In proportional representation elections, voters have the option of making a party vote. Usually, however, the proportional representation campaigns are so individualized (many candidates never mention their party label in their propaganda) that the party vote is very small (8 percent in 1994). An exception is the Workers' Party, which received 33 percent of its votes for federal deputy as party votes in 1994.

Brazil - The Presidential Election of 1989

The 1989 presidential election, the first direct presidential election since 1960, was established by the 1988 constitution. The 1988 municipal elections were a preview of the 1989 elections for the PMDB, the nation's largest party, which lost in most cities with a population of more than 100,000. Leonel Brizola's PDT (Democratic Labor Party) and Lula's Workers' Party made considerable gains, as voters made plain their rejection of parties associated with the Sarney government.

As a result of more lenient legislation, twenty-two parties qualified candidates for the presidency in 1989. The PRN (Party of National Reconstruction) was hastily organized by a questionable takeover of the Youth Party (Partido da Juventude--PJ) to launch the candidacy of Alagoas governor Fernando Collor de Mello, who had been elected by the PMDB in 1986, and had a brief flirtation with the PSDB in late 1988. Six of the major candidates were closely associated with the Sarney period or with the Big Center in the ANC (National Constituent Assembly).
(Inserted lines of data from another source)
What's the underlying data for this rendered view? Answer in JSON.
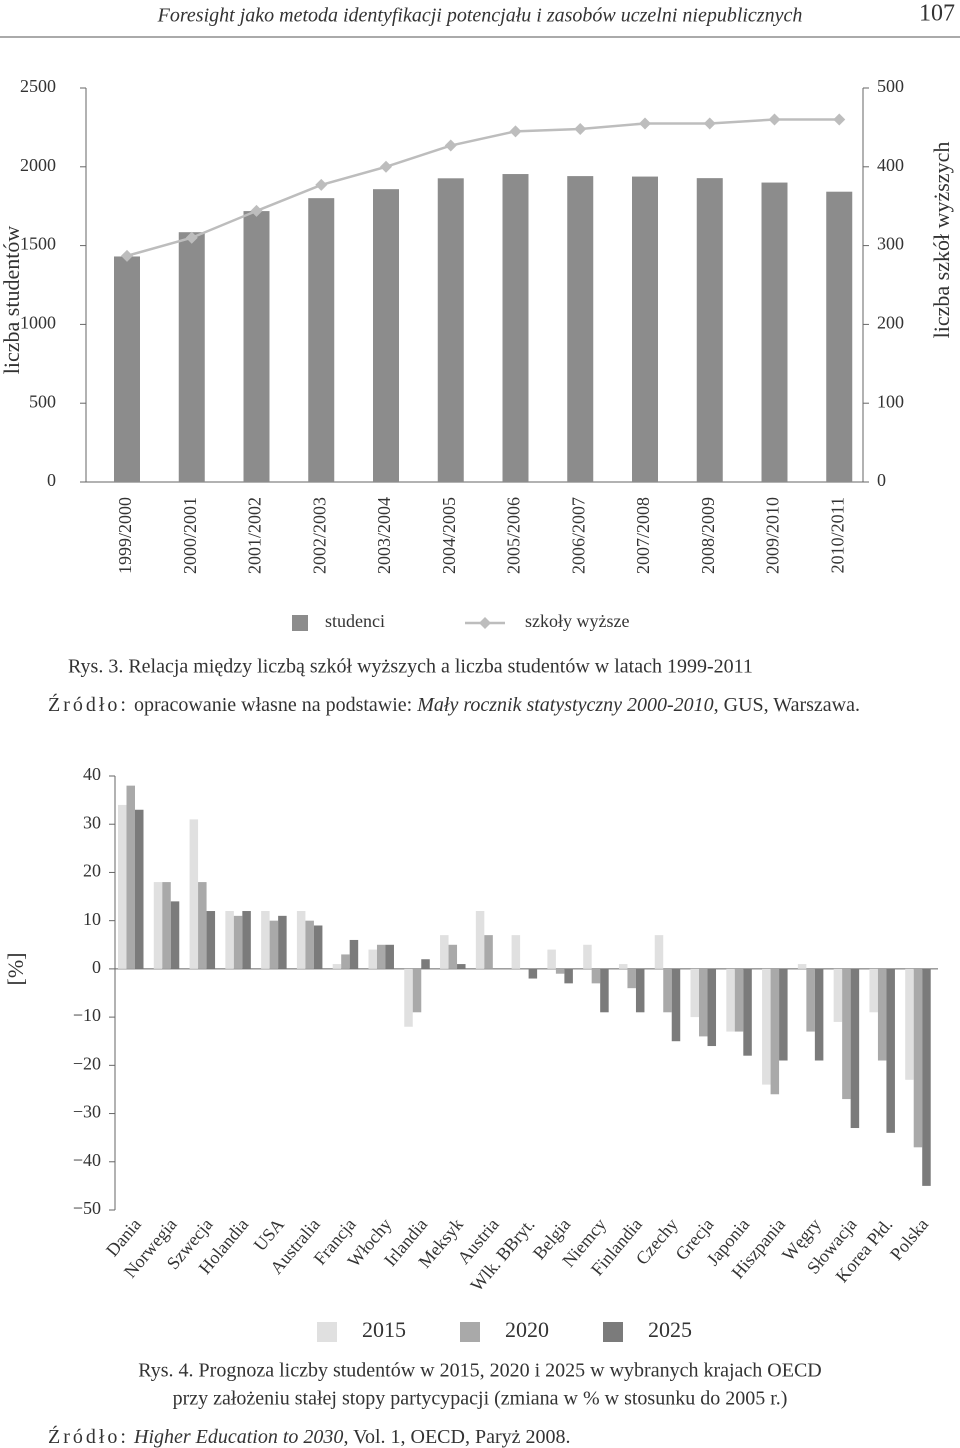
{
  "header": {
    "title": "Foresight jako metoda identyfikacji potencjału i zasobów uczelni niepublicznych",
    "page": "107"
  },
  "chart_data": [
    {
      "type": "combo",
      "categories": [
        "1999/2000",
        "2000/2001",
        "2001/2002",
        "2002/2003",
        "2003/2004",
        "2004/2005",
        "2005/2006",
        "2006/2007",
        "2007/2008",
        "2008/2009",
        "2009/2010",
        "2010/2011"
      ],
      "series": [
        {
          "name": "studenci",
          "type": "bar",
          "color": "#8c8c8c",
          "values": [
            1431,
            1585,
            1719,
            1801,
            1858,
            1927,
            1954,
            1941,
            1938,
            1928,
            1900,
            1842
          ]
        },
        {
          "name": "szkoły wyższe",
          "type": "line",
          "axis": "y2",
          "color": "#bdbdbd",
          "values": [
            287,
            310,
            344,
            377,
            400,
            427,
            445,
            448,
            455,
            455,
            460,
            460
          ]
        }
      ],
      "ylabel": "liczba studentów",
      "y2label": "liczba szkół wyższych",
      "ylim": [
        0,
        2500
      ],
      "yticks": [
        0,
        500,
        1000,
        1500,
        2000,
        2500
      ],
      "y2lim": [
        0,
        500
      ],
      "y2ticks": [
        0,
        100,
        200,
        300,
        400,
        500
      ],
      "caption": [
        "Rys. 3. Relacja między liczbą szkół wyższych a liczba studentów w latach 1999-2011"
      ],
      "source": {
        "label": "Źródło:",
        "parts": [
          " opracowanie własne na podstawie: ",
          "Mały rocznik statystyczny 2000-2010",
          ", GUS, Warszawa."
        ]
      }
    },
    {
      "type": "bar",
      "categories": [
        "Dania",
        "Norwegia",
        "Szwecja",
        "Holandia",
        "USA",
        "Australia",
        "Francja",
        "Włochy",
        "Irlandia",
        "Meksyk",
        "Austria",
        "Wlk. BBryt.",
        "Belgia",
        "Niemcy",
        "Finlandia",
        "Czechy",
        "Grecja",
        "Japonia",
        "Hiszpania",
        "Węgry",
        "Słowacja",
        "Korea Płd.",
        "Polska"
      ],
      "series": [
        {
          "name": "2015",
          "color": "#e0e0e0",
          "values": [
            34,
            18,
            31,
            12,
            12,
            12,
            1,
            4,
            -12,
            7,
            12,
            7,
            4,
            5,
            1,
            7,
            -10,
            -13,
            -24,
            1,
            -11,
            -9,
            -23
          ]
        },
        {
          "name": "2020",
          "color": "#a9a9a9",
          "values": [
            38,
            18,
            18,
            11,
            10,
            10,
            3,
            5,
            -9,
            5,
            7,
            0,
            -1,
            -3,
            -4,
            -9,
            -14,
            -13,
            -26,
            -13,
            -27,
            -19,
            -37
          ]
        },
        {
          "name": "2025",
          "color": "#7b7b7b",
          "values": [
            33,
            14,
            12,
            12,
            11,
            9,
            6,
            5,
            2,
            1,
            0,
            -2,
            -3,
            -9,
            -9,
            -15,
            -16,
            -18,
            -19,
            -19,
            -33,
            -34,
            -45
          ]
        }
      ],
      "ylabel": "[%]",
      "ylim": [
        -50,
        40
      ],
      "yticks": [
        {
          "value": -50,
          "label": "−50"
        },
        {
          "value": -40,
          "label": "−40"
        },
        {
          "value": -30,
          "label": "−30"
        },
        {
          "value": -20,
          "label": "−20"
        },
        {
          "value": -10,
          "label": "−10"
        },
        0,
        10,
        20,
        30,
        40
      ],
      "caption": [
        "Rys. 4. Prognoza liczby studentów w 2015, 2020 i 2025 w wybranych krajach OECD",
        "przy założeniu stałej stopy partycypacji (zmiana w % w stosunku do 2005 r.)"
      ],
      "source": {
        "label": "Źródło:",
        "parts": [
          " ",
          "Higher Education to 2030",
          ", Vol. 1, OECD, Paryż 2008."
        ]
      }
    }
  ]
}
By June 1989, Collor, aided by numerous television appearances, had close to 50 percent of voter preference. His other advantages in this election included his antiparty and antiestablishment posture; his being relatively unknown politically; a huge war chest of campaign funds, efficiently collected by campaign treasurer, Paulo Cesar Farias; a fleet of fifteen Lear jets at his disposal for campaigning; a sophisticated campaign organization; and his good communication and oratory skills, acquired while working at the family television station in Maceió.

In the first round of voting, Collor received 28.5 percent of the votes and Lula, 16.1 percent, slightly edging out Brizola in a close third (see table 22, Appendix). In the second round, Lula managed to pull ahead of Collor in the polls by some 5 percent in the last ten days of the campaign. However, because of Collor's negative campaign attacks against Lula, the election swung in Collor's favor by a 5.7 percent margin (see table 23, Appendix). Collor's geographic vote distribution was very similar to that of the PDS (Democratic Social Party)--the smaller the city, the larger Collor's proportion of the vote.